Ross Bonaime, Collider: "When Craig and Trevor take center stage, their songs are almost primarily overtaken by constant braggadocio and as many “f-cks” as humanly possible. It’s silly at first, but the tone of these songs gets old unfortunately too soon, especially as the first few musical numbers rely solely on them. Like most of Dicks: The Musical, Craig and Trevor are decidedly brash and irritating, and that can occasionally make their characters also feel like a bit too much to handle."
Brian Tallerico, RogerEbert.com: "It’s got that go-for-broke energy that defines comedies that engender incredibly loyal followings. Some people are going to die for it. Some people who can’t get on its wavelength are going to actively hate it. Consider me somewhere in the middle, impressed enough by the fearlessness to appreciate it while also wishing it had been expanded a bit more beyond its loose structure and thin ideas."

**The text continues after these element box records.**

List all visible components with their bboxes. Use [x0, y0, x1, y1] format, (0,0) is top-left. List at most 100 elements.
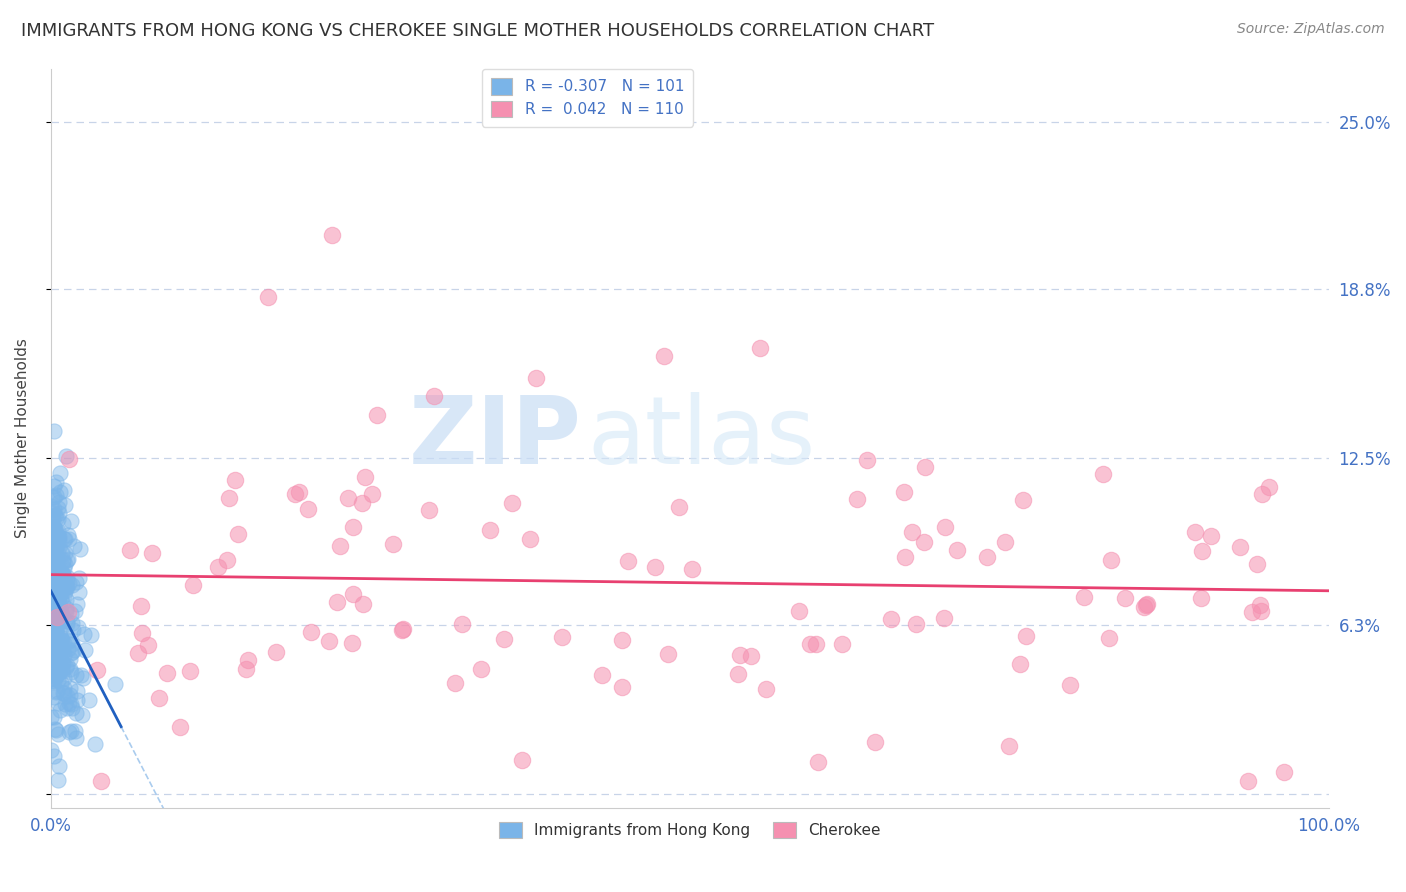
Point: [41, 583, 63, 598]
Legend: Immigrants from Hong Kong, Cherokee: Immigrants from Hong Kong, Cherokee: [492, 816, 887, 845]
Point: [42, 645, 65, 659]
Point: [48, 587, 70, 601]
Point: [67, 571, 90, 585]
Point: [131, 625, 153, 640]
Point: [127, 646, 149, 660]
Point: [41, 506, 63, 520]
Point: [44, 425, 66, 439]
Point: [41, 647, 63, 661]
Point: [45, 541, 67, 556]
Point: [1059, 678, 1081, 692]
Point: [56, 569, 79, 583]
Point: [44, 619, 66, 633]
Point: [42, 590, 65, 604]
Point: [52, 681, 75, 695]
Point: [58, 641, 80, 656]
Point: [77, 693, 100, 707]
Text: Source: ZipAtlas.com: Source: ZipAtlas.com: [1237, 22, 1385, 37]
Point: [44, 690, 66, 705]
Point: [1015, 629, 1038, 643]
Point: [44, 539, 66, 553]
Point: [1236, 773, 1258, 788]
Point: [1249, 598, 1271, 612]
Point: [41, 571, 63, 585]
Point: [325, 595, 347, 609]
Point: [45, 669, 67, 683]
Point: [1114, 591, 1136, 606]
Point: [51, 633, 73, 648]
Point: [44, 651, 66, 665]
Point: [845, 491, 868, 506]
Point: [41, 537, 63, 551]
Point: [46, 599, 69, 614]
Point: [39, 569, 62, 583]
Point: [39, 557, 62, 571]
Point: [1199, 529, 1222, 543]
Point: [55, 604, 77, 618]
Point: [58, 575, 80, 590]
Point: [44, 628, 66, 642]
Point: [238, 653, 260, 667]
Point: [39, 591, 62, 605]
Point: [41, 639, 63, 653]
Point: [70, 707, 93, 722]
Point: [45, 625, 67, 640]
Point: [42, 478, 65, 492]
Point: [62, 637, 84, 651]
Point: [48, 641, 70, 656]
Point: [41, 589, 63, 603]
Point: [39, 598, 62, 612]
Point: [934, 611, 956, 625]
Point: [41, 636, 63, 650]
Point: [41, 665, 63, 679]
Point: [340, 636, 363, 650]
Point: [45, 543, 67, 558]
Point: [41, 582, 63, 597]
Point: [41, 617, 63, 632]
Point: [41, 546, 63, 560]
Point: [39, 608, 62, 623]
Point: [45, 558, 67, 572]
Point: [1099, 553, 1122, 567]
Point: [52, 636, 75, 650]
Point: [41, 638, 63, 652]
Point: [49, 566, 72, 581]
Point: [893, 485, 915, 500]
Point: [55, 546, 77, 560]
Point: [45, 602, 67, 616]
Point: [1133, 600, 1156, 615]
Point: [46, 574, 69, 589]
Point: [46, 524, 69, 538]
Point: [1135, 598, 1157, 612]
Point: [342, 519, 364, 533]
Point: [67, 585, 90, 599]
Point: [46, 543, 69, 558]
Point: [45, 540, 67, 554]
Point: [44, 594, 66, 608]
Point: [55, 601, 77, 615]
Point: [44, 606, 66, 620]
Point: [44, 614, 66, 628]
Point: [46, 600, 69, 615]
Point: [60, 578, 83, 592]
Point: [183, 577, 205, 591]
Point: [42, 653, 65, 667]
Point: [179, 665, 201, 679]
Point: [45, 488, 67, 502]
Point: [1229, 540, 1251, 554]
Point: [41, 651, 63, 665]
Point: [45, 630, 67, 644]
Point: [39, 557, 62, 571]
Point: [42, 547, 65, 561]
Point: [901, 524, 924, 539]
Point: [41, 624, 63, 639]
Point: [45, 526, 67, 541]
Point: [90, 773, 112, 788]
Point: [350, 495, 373, 509]
Point: [44, 521, 66, 535]
Point: [53, 698, 76, 712]
Point: [39, 577, 62, 591]
Point: [328, 539, 350, 553]
Point: [41, 544, 63, 558]
Point: [48, 494, 70, 508]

Chase Hutchinson, IGN: "While it gets bolder as it nears its end, everything that comes before is far too repetitive and increasingly hollow. For all the fun that the cast seems to be having with Dicks, it’s never as creative in execution as it needs to be. There are chuckles to be had, but the overall experience is defined by narrowness rather than naughtiness."
Michael Rechtshaffen, The Hollywood Reporter: Created by and starring Aaron Jackson and Josh Sharp, making the transition from a 30-minute, six-song play called F*cking Identical Twins — mounted in the basement home of New York’s Upright Citizens Brigade — to a feature-length, all-singing, all-dancing, naughty goof on The Parent Trap, the movie packs an infectious albeit ephemeral punch.